久しぶりに童話
『幸福な王子』(ワイルド童話全集) オスカー・ワイルド (新潮文庫)
「幸福な王子」他8篇を収録。
ネットで知り合った方の「わがままな大男」(収録作品)について記述を読み、惹かれるものがあって、何十年ぶりかでワイルドの童話を読んだ。
「幸福な王子」
美しい像である王子が、高みから眺めて初めて人の不幸を知り、旅のつばめを使って自らを飾る宝石や金を不幸な人々に与えていく・・
像は醜くなり打ち捨てられ、つばめも死んでしまうが、最後に神の救いがあるというご存知の方も多い童話。
人々は、王子が麗しい像の時は賞賛するが、醜くなるとあっさり捨ててしまう。
現実はそんなもので、飽きっぽく、あっけない。
王子は生前、悲しみや憂いを知らないがゆえに幸福な王子と呼ばれた。
しかし、それは幸福ではなくて快楽にすぎなかったのだと、王子は気づく。
死んで初めて不幸を知って、見返りを求めない愛を与えた。
だから、神が救ってくれて永遠の幸福を約束された。犠牲は報われ、真に幸福な王子となることができた ・・
では、不幸を知らずに死んだままでは、神の招待を受けなかったのだろうか?
愁いを知らずに一生を終えたままでは、天国には行けなかったのだろうか?
もしかしたら、寸でのところで王子は気がついたということなのか。
幸福にも気がついた王子、ということになるわけか・・
神の救いより何よりも、自分で気がつくということの大切さをしみじみ思う、今日この頃だ。
「わがままな大男」
大男は自分のすばらしい庭を独り占めしようとして、遊びに来ていた子供たちを追い出す。
すると庭は、その輝きを失い枯れ枯れとした冬景色へと変わってしまう。
やがて、独占欲を捨て、広い心で子供たちを受け入れると庭に春が戻ってくることを知る。
大男はきっかけを作ってくれた小さな男の子を探すが、その子のことは誰もしらない。
歳月は流れ、ある冬、大男は庭であの小さな男子を見つけるが・・・
春の庭で小さな子供たちが遊ぶ様子は、天使さながら。天国の庭のよう。
短いが神聖な光に満ちた心に残るお話だ。
大男と小さな男の子から、ずっと以前に読んだ『ジャン・クリストフ』を思い出した。
最後の方でクリストフが聖クリストフとなり、肩に「希望」を乗せ河を渡るという場面があったように思う・・それを思い出した・・確かあったと思うがな~。
久しぶりに神聖な「理想」ってものを読んだ気がする。
他の収録作品の中には、ワイルドらしく辛辣な戯画風なもの、逆説的なものもいくつかあり、それはそれで大変面白かった。

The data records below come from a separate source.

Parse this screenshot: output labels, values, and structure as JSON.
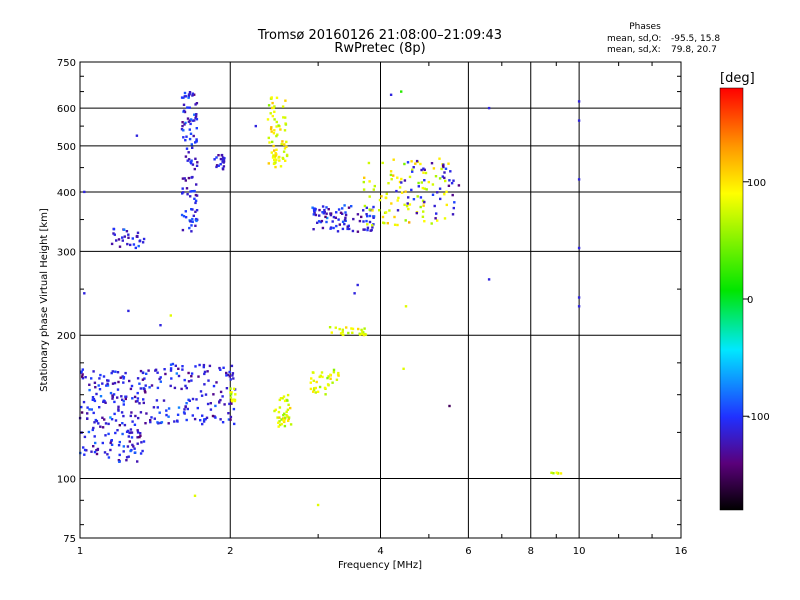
{
  "header": {
    "title": "Tromsø 20160126 21:08:00–21:09:43",
    "subtitle": "RwPretec (8p)"
  },
  "stats": {
    "heading": "Phases",
    "o_label": "mean, sd,O:",
    "o_values": "-95.5, 15.8",
    "x_label": "mean, sd,X:",
    "x_values": "79.8, 20.7"
  },
  "colorbar": {
    "label": "[deg]",
    "ticks": [
      {
        "value": 100,
        "label": "100"
      },
      {
        "value": 0,
        "label": "0"
      },
      {
        "value": -100,
        "label": "-100"
      }
    ],
    "range": [
      -180,
      180
    ]
  },
  "chart_data": {
    "type": "scatter",
    "xlabel": "Frequency [MHz]",
    "ylabel": "Stationary phase Virtual Height [km]",
    "x_scale": "log",
    "y_scale": "log",
    "xlim": [
      1,
      16
    ],
    "ylim": [
      75,
      750
    ],
    "x_ticks": [
      1,
      2,
      4,
      6,
      8,
      10,
      16
    ],
    "x_tick_labels": [
      "1",
      "2",
      "4",
      "6",
      "8",
      "10",
      "16"
    ],
    "y_ticks": [
      75,
      100,
      200,
      300,
      400,
      500,
      600,
      750
    ],
    "y_tick_labels": [
      "75",
      "100",
      "200",
      "300",
      "400",
      "500",
      "600",
      "750"
    ],
    "grid": true,
    "color_by": "phase [deg]",
    "clusters": [
      {
        "f_range": [
          1.0,
          1.35
        ],
        "h_range": [
          108,
          170
        ],
        "phase": -110,
        "count": 200
      },
      {
        "f_range": [
          1.35,
          2.05
        ],
        "h_range": [
          130,
          175
        ],
        "phase": -110,
        "count": 140
      },
      {
        "f_range": [
          2.0,
          2.05
        ],
        "h_range": [
          145,
          155
        ],
        "phase": 80,
        "count": 12
      },
      {
        "f_range": [
          2.45,
          2.65
        ],
        "h_range": [
          128,
          150
        ],
        "phase": 80,
        "count": 40
      },
      {
        "f_range": [
          2.9,
          3.3
        ],
        "h_range": [
          150,
          170
        ],
        "phase": 80,
        "count": 35
      },
      {
        "f_range": [
          3.15,
          3.75
        ],
        "h_range": [
          200,
          208
        ],
        "phase": 80,
        "count": 25
      },
      {
        "f_range": [
          1.6,
          1.72
        ],
        "h_range": [
          330,
          650
        ],
        "phase": -112,
        "count": 110
      },
      {
        "f_range": [
          1.15,
          1.35
        ],
        "h_range": [
          305,
          335
        ],
        "phase": -108,
        "count": 30
      },
      {
        "f_range": [
          1.85,
          1.95
        ],
        "h_range": [
          445,
          480
        ],
        "phase": -110,
        "count": 20
      },
      {
        "f_range": [
          2.38,
          2.6
        ],
        "h_range": [
          445,
          640
        ],
        "phase": 85,
        "count": 70
      },
      {
        "f_range": [
          2.9,
          3.9
        ],
        "h_range": [
          330,
          375
        ],
        "phase": -110,
        "count": 90
      },
      {
        "f_range": [
          3.7,
          5.5
        ],
        "h_range": [
          340,
          470
        ],
        "phase": 85,
        "count": 90
      },
      {
        "f_range": [
          4.3,
          5.8
        ],
        "h_range": [
          350,
          470
        ],
        "phase": -110,
        "count": 45
      },
      {
        "f_range": [
          8.8,
          9.2
        ],
        "h_range": [
          102,
          103
        ],
        "phase": 80,
        "count": 6
      }
    ],
    "points": [
      {
        "f": 1.02,
        "h": 400,
        "phase": -110
      },
      {
        "f": 1.02,
        "h": 245,
        "phase": -110
      },
      {
        "f": 1.3,
        "h": 525,
        "phase": -110
      },
      {
        "f": 1.25,
        "h": 225,
        "phase": -110
      },
      {
        "f": 1.45,
        "h": 210,
        "phase": -110
      },
      {
        "f": 1.52,
        "h": 220,
        "phase": 80
      },
      {
        "f": 1.7,
        "h": 92,
        "phase": 80
      },
      {
        "f": 2.25,
        "h": 550,
        "phase": -110
      },
      {
        "f": 3.0,
        "h": 88,
        "phase": 80
      },
      {
        "f": 3.6,
        "h": 255,
        "phase": -110
      },
      {
        "f": 3.55,
        "h": 245,
        "phase": -110
      },
      {
        "f": 4.2,
        "h": 640,
        "phase": -110
      },
      {
        "f": 4.4,
        "h": 650,
        "phase": 20
      },
      {
        "f": 4.5,
        "h": 230,
        "phase": 80
      },
      {
        "f": 4.45,
        "h": 170,
        "phase": 80
      },
      {
        "f": 5.5,
        "h": 142,
        "phase": -150
      },
      {
        "f": 6.6,
        "h": 600,
        "phase": -110
      },
      {
        "f": 6.6,
        "h": 262,
        "phase": -110
      },
      {
        "f": 10.0,
        "h": 620,
        "phase": -110
      },
      {
        "f": 10.0,
        "h": 565,
        "phase": -110
      },
      {
        "f": 10.0,
        "h": 425,
        "phase": -110
      },
      {
        "f": 10.0,
        "h": 305,
        "phase": -110
      },
      {
        "f": 10.0,
        "h": 240,
        "phase": -110
      },
      {
        "f": 10.0,
        "h": 230,
        "phase": -110
      }
    ]
  }
}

“久しぶりに童話” に対して1件のコメントがあります。
コメントは受け付けていません。
まったく記憶になかったのですが、kyouさんの記事を読み、王子の像と肩にのったツバメの「さし絵」を、見たことあるなと思い出しました。たしか50年は経っているとは思います。きっと、自分は絵本をたぐっていたのではと思います。なんだか茶色のよごれた像が街中に立っている絵でした。とてもなつかしい気持ちになりました。ボクの感想をちょっと・・・幸福な時代の王子には、他者が住んでいなかった。自分だけ閉じた世界で幸せだった。他者を知らないという理由で、閉じられた世界で幸福だった。貧しい人がいること、不幸と思われる境遇の人がいること、そのことを王子が知ってしまったとき、自分ひとりの世界は壊れてしまった。世界は不幸に満ち、複雑で、よごれていて、煩雑だった。しかしながら、他者への理解という道が開けた。哀れみや愛という関係が生まれた。そう気付いたとき、王子は、どう受け取ったか・・・不幸と感じたか、真の幸せと感じたか・・・そして幸せとはなんだろうか。王子は最後に自分をどう見たのか。そして神はどう見たのか。そんなこと思いました。